物書き志望だったり、劇団員だったり、雑誌記者だったり、放送台本を書いていたり、
寅さんに、
「おい、インテリ」とか「おい、芸術家」と、軽蔑のまなざしで呼ばれそうな男たち。
理屈っぽくて、自信ありげで、世の中を変えたいと思っていたり・・・。
共通しているのは、みな、ある意味、家庭と社会からはじき出されていた。
そうだ。
彼らは、さくらが好きだったんだ。

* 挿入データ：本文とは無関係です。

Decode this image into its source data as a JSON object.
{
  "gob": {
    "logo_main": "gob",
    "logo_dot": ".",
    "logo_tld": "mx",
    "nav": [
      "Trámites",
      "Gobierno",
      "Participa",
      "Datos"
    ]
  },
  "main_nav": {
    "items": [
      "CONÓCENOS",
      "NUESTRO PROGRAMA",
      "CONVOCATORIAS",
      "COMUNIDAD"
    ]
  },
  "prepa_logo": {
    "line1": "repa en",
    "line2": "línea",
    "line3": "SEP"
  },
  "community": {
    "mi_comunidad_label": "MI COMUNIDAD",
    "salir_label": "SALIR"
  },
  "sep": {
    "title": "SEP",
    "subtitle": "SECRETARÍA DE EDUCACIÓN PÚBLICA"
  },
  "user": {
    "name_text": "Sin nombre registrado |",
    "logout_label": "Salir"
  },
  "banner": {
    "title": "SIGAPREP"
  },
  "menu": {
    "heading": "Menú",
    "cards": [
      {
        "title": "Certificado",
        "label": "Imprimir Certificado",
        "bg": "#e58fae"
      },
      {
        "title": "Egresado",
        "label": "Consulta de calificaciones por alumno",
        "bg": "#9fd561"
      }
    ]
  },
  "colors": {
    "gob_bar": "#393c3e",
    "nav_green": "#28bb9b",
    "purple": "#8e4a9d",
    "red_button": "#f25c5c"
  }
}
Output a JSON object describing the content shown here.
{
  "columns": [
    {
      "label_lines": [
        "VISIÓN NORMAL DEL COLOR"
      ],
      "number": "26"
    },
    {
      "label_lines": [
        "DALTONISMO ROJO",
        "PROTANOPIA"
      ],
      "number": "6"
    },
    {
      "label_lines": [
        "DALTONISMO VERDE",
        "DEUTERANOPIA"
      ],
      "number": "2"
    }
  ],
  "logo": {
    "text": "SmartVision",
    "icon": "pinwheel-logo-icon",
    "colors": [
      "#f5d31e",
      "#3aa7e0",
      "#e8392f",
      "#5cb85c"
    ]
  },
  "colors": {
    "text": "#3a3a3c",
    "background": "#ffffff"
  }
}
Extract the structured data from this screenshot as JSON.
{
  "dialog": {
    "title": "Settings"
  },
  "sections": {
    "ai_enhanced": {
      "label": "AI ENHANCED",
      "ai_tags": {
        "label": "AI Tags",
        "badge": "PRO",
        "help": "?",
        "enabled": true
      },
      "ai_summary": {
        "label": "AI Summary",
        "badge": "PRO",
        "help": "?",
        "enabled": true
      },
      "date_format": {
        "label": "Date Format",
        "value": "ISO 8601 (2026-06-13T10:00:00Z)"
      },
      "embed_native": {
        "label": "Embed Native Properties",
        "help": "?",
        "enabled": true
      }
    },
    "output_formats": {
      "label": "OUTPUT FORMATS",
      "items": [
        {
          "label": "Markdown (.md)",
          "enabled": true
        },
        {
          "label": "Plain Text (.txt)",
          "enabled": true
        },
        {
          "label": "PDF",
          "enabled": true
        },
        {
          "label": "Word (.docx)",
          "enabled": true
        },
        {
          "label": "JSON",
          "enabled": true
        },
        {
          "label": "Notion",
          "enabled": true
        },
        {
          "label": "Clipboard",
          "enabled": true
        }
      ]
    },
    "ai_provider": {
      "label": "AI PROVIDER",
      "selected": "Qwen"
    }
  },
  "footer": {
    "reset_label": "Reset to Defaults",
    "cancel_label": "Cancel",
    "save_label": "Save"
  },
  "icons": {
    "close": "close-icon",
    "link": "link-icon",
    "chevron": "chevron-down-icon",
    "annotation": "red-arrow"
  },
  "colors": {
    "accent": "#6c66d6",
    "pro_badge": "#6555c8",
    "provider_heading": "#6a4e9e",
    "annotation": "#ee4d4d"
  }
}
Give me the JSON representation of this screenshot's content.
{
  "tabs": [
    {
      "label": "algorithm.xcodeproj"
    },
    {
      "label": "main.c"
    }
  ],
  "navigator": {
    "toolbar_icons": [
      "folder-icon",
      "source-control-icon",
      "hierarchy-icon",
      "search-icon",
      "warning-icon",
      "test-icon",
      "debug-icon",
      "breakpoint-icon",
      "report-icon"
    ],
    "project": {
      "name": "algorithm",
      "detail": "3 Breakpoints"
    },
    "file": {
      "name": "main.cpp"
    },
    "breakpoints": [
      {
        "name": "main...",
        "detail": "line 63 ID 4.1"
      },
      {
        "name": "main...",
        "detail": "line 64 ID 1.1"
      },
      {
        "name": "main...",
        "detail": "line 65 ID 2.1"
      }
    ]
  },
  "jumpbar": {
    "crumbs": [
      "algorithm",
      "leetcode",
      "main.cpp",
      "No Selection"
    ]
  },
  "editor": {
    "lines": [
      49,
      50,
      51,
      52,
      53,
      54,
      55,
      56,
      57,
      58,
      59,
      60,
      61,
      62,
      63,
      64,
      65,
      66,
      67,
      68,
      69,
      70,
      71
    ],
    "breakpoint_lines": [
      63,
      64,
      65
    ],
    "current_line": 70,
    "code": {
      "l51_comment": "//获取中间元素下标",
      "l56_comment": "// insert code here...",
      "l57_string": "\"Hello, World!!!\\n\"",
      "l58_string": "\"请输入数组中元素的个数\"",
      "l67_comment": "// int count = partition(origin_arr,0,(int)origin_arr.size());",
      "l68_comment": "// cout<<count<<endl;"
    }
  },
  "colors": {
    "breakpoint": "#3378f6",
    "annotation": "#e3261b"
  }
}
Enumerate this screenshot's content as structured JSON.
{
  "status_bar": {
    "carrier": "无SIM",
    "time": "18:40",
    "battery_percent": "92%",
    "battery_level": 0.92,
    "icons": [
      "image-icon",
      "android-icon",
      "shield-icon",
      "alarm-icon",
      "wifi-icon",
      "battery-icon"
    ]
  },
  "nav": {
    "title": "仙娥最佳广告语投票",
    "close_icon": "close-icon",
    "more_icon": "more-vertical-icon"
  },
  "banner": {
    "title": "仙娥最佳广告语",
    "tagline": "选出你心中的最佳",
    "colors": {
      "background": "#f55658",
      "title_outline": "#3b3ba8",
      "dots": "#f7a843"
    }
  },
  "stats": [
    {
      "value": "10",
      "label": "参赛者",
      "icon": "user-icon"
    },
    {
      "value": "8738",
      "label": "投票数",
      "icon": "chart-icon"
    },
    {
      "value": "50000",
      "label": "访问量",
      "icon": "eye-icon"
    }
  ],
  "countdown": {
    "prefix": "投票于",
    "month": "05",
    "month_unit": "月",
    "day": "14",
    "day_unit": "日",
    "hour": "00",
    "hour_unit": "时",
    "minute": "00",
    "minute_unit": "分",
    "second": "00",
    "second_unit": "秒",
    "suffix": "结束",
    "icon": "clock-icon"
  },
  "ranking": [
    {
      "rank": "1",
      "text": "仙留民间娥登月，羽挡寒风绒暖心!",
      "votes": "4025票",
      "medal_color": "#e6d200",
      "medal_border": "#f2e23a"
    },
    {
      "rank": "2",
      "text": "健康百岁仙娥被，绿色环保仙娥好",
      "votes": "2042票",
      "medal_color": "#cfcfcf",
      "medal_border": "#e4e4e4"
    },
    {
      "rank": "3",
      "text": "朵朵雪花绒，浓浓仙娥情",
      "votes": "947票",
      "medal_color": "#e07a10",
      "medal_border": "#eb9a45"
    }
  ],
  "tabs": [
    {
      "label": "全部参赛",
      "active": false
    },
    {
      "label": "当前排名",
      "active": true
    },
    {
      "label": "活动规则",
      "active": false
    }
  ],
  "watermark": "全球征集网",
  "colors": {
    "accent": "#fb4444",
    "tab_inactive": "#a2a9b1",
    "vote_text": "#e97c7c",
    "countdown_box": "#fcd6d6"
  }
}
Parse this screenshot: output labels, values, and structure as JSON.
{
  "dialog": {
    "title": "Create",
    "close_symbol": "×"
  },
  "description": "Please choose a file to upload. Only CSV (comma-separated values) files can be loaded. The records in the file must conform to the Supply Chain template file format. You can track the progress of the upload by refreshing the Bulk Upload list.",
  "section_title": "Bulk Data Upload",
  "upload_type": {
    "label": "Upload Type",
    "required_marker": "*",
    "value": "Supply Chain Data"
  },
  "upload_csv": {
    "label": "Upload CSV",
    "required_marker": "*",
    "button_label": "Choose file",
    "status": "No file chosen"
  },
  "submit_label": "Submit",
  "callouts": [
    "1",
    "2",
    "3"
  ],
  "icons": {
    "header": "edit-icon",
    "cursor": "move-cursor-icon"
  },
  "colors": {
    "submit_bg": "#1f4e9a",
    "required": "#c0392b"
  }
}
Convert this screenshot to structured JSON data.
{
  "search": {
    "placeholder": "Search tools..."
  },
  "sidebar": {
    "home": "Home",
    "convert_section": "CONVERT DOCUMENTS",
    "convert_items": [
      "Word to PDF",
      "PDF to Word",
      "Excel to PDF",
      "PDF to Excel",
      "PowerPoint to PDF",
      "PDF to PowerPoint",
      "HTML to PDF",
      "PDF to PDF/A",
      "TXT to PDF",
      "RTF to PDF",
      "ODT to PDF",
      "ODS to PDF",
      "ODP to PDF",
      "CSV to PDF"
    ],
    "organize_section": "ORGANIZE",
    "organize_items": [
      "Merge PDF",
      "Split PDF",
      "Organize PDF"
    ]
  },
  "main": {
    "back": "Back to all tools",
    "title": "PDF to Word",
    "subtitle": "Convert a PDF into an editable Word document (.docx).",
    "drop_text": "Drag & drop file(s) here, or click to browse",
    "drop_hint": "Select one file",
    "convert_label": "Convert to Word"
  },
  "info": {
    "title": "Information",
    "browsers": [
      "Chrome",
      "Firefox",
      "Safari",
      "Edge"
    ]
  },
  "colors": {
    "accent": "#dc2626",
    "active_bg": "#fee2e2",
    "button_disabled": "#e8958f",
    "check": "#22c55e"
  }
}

団子屋の おばちゃんがすきだったんだ。
あんな風に、やさしく受け入れてくれる女たちが好きだったんだ。
でも、そんな女は、もう絶滅寸前だったんだね。
あの、かならず起きる家族間でのつかみ合いの喧嘩もそうだけど。
あれが、彼らの夢であると、当時のわたしは、気がつかなかった。
ウーマンリブと、高学歴が始まった時代だった。
女たちが男を見る基準が変わっていたんだね。
男たちは、自由に憧れていて、でも、きびしく値踏みされていて、きっと内心
ひるんでいたんだ。
そっか。そうなんだ。、
だって、女はそろそろ、家庭の外に出ようと、していたころだものね。